Errada, porque a jurisprudência não admite apuração retroativa sem limite temporal para cobrança por fraude no medidor, embora possa haver interrupção do serviço após devido processo administrativo.
- D)Desde que exista previsão no edital da licitação, é possível a concessionária obter outras fontes de receitas alternativas, complementares, acessórias ou de projetos associados com a finalidade de favorecer a modicidade das tarifas e a manutenção do inicial equilíbrio econômico-financeiro do contrato.
Correta, porque a Lei 8.987/1995 permite receitas alternativas, complementares, acessórias ou de projetos associados, desde que previstas no edital e voltadas à modicidade tarifária e ao equilíbrio econômico-financeiro.
- E)A interrupção ou a restrição do fornecimento de água por inadimplência a estabelecimentos de saúde, a instituições educacionais e de internação coletiva de pessoas e a usuário residencial de baixa renda, beneficiário de tarifa social, deverá obedecer a prazos e critérios que preservem condições mínimas de manutenção da saúde das pessoas atingidas.
Correta, porque a interrupção por inadimplência em serviços essenciais como água, especialmente em hipóteses sensíveis, deve observar prazos e critérios que preservem condições mínimas de saúde e dignidade.
Gabarito: C
Nesta questão, a banca misturou concessão de serviço público, extinção contratual e interrupção de serviços, um combo clássico para testar se voce conhece a Lei 8.987/1995 e a jurisprudência do STJ e do STF. Em concessões comuns, a subconcessão pode existir, mas depende de previsão contratual, autorização do poder concedente e licitação, enquanto a transferência da concessão também exige autorização e observância das condições legais.

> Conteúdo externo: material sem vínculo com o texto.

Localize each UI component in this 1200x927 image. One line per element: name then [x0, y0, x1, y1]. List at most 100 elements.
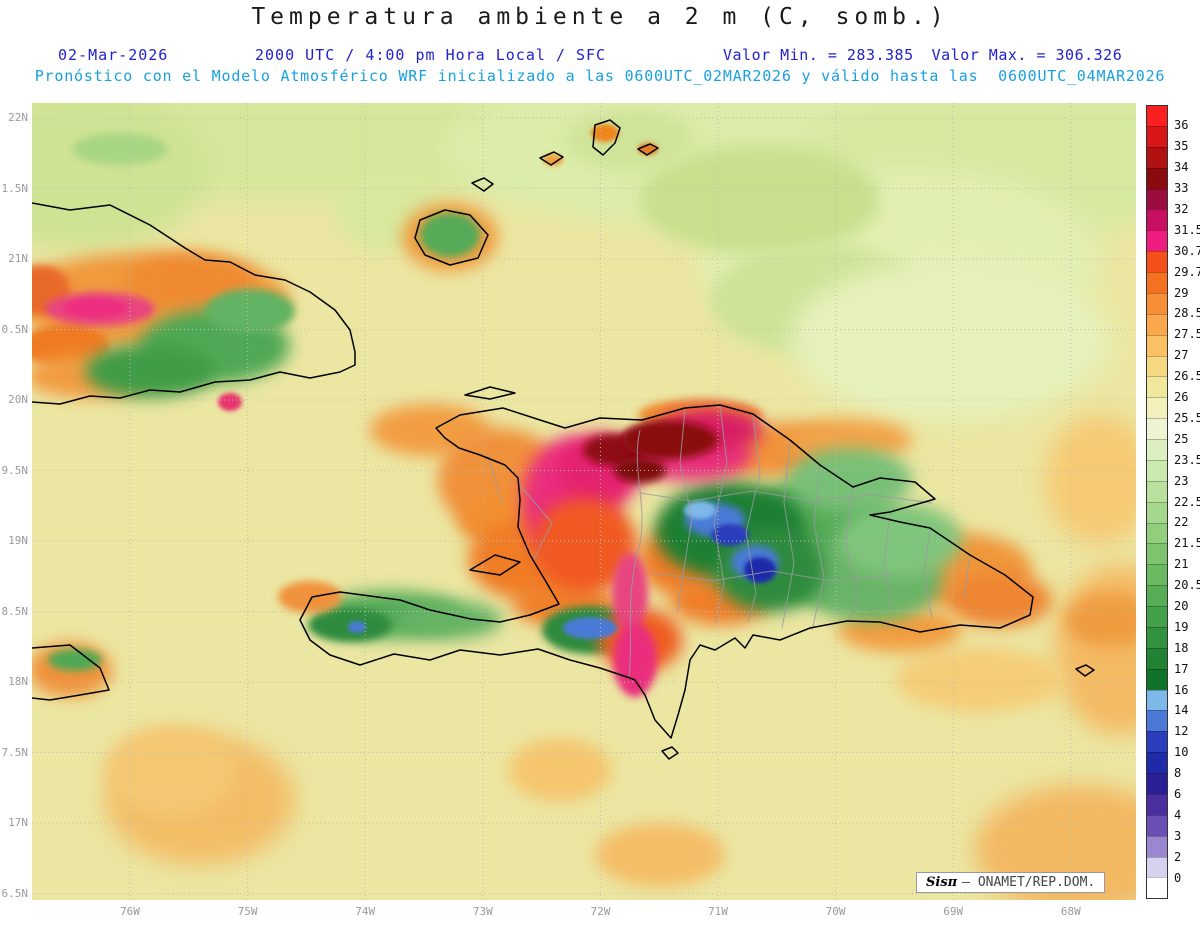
min-max-values: Valor Min. = 283.385 Valor Max. = 306.326 — [723, 46, 1122, 64]
colorbar-cell — [1147, 585, 1167, 606]
field-blob — [613, 623, 657, 697]
lat-lon-grid — [32, 103, 1136, 900]
field-blob — [278, 581, 342, 613]
coastline-small-island-3 — [637, 143, 659, 156]
colorbar-cell — [1147, 793, 1167, 815]
colorbar-cell — [1147, 334, 1167, 356]
administrative-boundaries — [486, 405, 971, 678]
field-blob — [948, 573, 1052, 627]
colorbar-tick-label: 6 — [1174, 787, 1182, 802]
colorbar-cell — [1147, 230, 1167, 252]
coastline-gonave-island — [469, 554, 521, 576]
colorbar-cell — [1147, 313, 1167, 335]
field-blob — [85, 344, 215, 398]
field-blob — [684, 501, 716, 519]
field-blob — [348, 621, 366, 633]
lon-tick-label: 75W — [237, 905, 258, 918]
colorbar-cell — [1147, 188, 1167, 210]
colorbar-tick-label: 0 — [1174, 870, 1182, 885]
colorbar-cell — [1147, 167, 1167, 189]
lon-tick-label: 74W — [355, 905, 376, 918]
field-blob — [975, 785, 1136, 900]
colorbar-cell — [1147, 251, 1167, 272]
colorbar-cell — [1147, 272, 1167, 293]
colorbar-tick-label: 32 — [1174, 201, 1189, 216]
colorbar-cell — [1147, 106, 1167, 126]
colorbar-tick-label: 20.5 — [1174, 578, 1200, 593]
lon-tick-label: 68W — [1060, 905, 1081, 918]
colorbar-cell — [1147, 480, 1167, 502]
field-blob — [591, 124, 619, 142]
chart-title: Temperatura ambiente a 2 m (C, somb.) — [251, 4, 949, 30]
valid-time-info: 2000 UTC / 4:00 pm Hora Local / SFC — [255, 46, 607, 64]
colorbar-tick-label: 35 — [1174, 139, 1189, 154]
field-blob — [533, 498, 637, 592]
colorbar-cell — [1147, 564, 1167, 586]
credit-text: — ONAMET/REP.DOM. — [962, 875, 1096, 890]
colorbar-cell — [1147, 689, 1167, 711]
colorbar-cell — [1147, 731, 1167, 753]
colorbar-cell — [1147, 626, 1167, 648]
lat-tick-label: 1.5N — [1, 181, 29, 195]
lat-tick-label: 6.5N — [1, 886, 29, 900]
lat-tick-label: 19N — [8, 534, 28, 547]
colorbar-tick-label: 28.5 — [1174, 306, 1200, 321]
field-blob — [895, 648, 1065, 712]
field-blob — [1045, 415, 1136, 545]
colorbar-cell — [1147, 292, 1167, 314]
field-blob — [622, 421, 718, 459]
model-description: Pronóstico con el Modelo Atmosférico WRF… — [34, 67, 1166, 85]
coastlines — [32, 119, 1095, 760]
field-blob — [640, 145, 880, 255]
field-blob — [72, 133, 168, 165]
colorbar-tick-label: 18 — [1174, 640, 1189, 655]
colorbar-tick-label: 29 — [1174, 285, 1189, 300]
field-blob — [105, 725, 235, 815]
colorbar-cell — [1147, 877, 1167, 899]
colorbar-tick-label: 10 — [1174, 745, 1189, 760]
colorbar-cell — [1147, 125, 1167, 147]
colorbar-tick-label: 2 — [1174, 849, 1182, 864]
colorbar-tick-label: 25.5 — [1174, 410, 1200, 425]
colorbar-tick-label: 17 — [1174, 661, 1189, 676]
field-blob — [565, 110, 695, 170]
field-blob — [595, 823, 725, 887]
lat-tick-label: 0.5N — [1, 322, 29, 336]
lon-tick-label: 71W — [708, 905, 728, 918]
lon-tick-label: 72W — [590, 905, 611, 918]
field-blob — [420, 213, 480, 257]
lat-tick-label: 21N — [8, 252, 28, 265]
lon-tick-label: 70W — [825, 905, 846, 918]
sispi-logo: Sisπ — [926, 875, 958, 890]
province-boundaries — [486, 405, 971, 631]
field-blob — [508, 738, 612, 802]
colorbar-cell — [1147, 501, 1167, 523]
colorbar-tick-label: 21 — [1174, 557, 1189, 572]
field-blob — [1065, 593, 1136, 647]
colorbar-cell — [1147, 835, 1167, 857]
coastline-small-island-1 — [592, 119, 621, 156]
haiti-dr-border — [628, 429, 643, 678]
credit-box: Sisπ — ONAMET/REP.DOM. — [916, 872, 1106, 893]
field-blob — [790, 260, 1110, 420]
colorbar-tick-label: 31.5 — [1174, 222, 1200, 237]
colorbar-tick-label: 27 — [1174, 348, 1189, 363]
colorbar-cell — [1147, 668, 1167, 690]
colorbar-cell — [1147, 647, 1167, 669]
lat-tick-label: 8.5N — [1, 604, 29, 618]
field-blob — [838, 503, 962, 577]
lat-tick-label: 18N — [8, 675, 28, 688]
colorbar-tick-label: 12 — [1174, 724, 1189, 739]
colorbar-cell — [1147, 522, 1167, 544]
colorbar-tick-label: 8 — [1174, 766, 1182, 781]
colorbar-tick-label: 29.7 — [1174, 264, 1200, 279]
colorbar-tick-label: 26 — [1174, 390, 1189, 405]
lon-tick-label: 73W — [472, 905, 493, 918]
colorbar-tick-label: 36 — [1174, 118, 1189, 133]
colorbar-tick-label: 27.5 — [1174, 327, 1200, 342]
lat-tick-label: 20N — [8, 393, 28, 406]
colorbar-tick-label: 20 — [1174, 598, 1189, 613]
coastline-jamaica — [32, 644, 110, 701]
colorbar-tick-label: 25 — [1174, 431, 1189, 446]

Já as fontes alternativas de receita são admitidas quando previstas no edital, justamente para ajudar na modicidade tarifária e no equilíbrio econômico-financeiro. O ponto errado está na alternativa C. O STJ admite a interrupção do fornecimento de energia elétrica quando há débito apurado por fraude no medidor, desde que haja devido processo administrativo, mas não sem qualquer limite temporal: a apuração retroativa não pode ser ilimitada, porque isso violaria a razoabilidade e a segurança jurídica. Ou seja, a concessionária não pode “viajar no tempo” para cobrar consumo supostamente recuperado sem restrição. A alternativa ainda erra ao tratar a situação como se todo débito, por si só, autorizasse o corte em qualquer extensão temporal. A jurisprudência permite a suspensão em hipóteses específicas, mas não chancela cobrança retroativa indefinida. Por isso, o gabarito correto é C. Em resumo: a lei e a jurisprudência protegem a continuidade do serviço, mas também impedem abusos do usuário e da concessionária. Aqui, a pegadinha foi transformar uma autorização jurisprudencial real em um cheque em branco.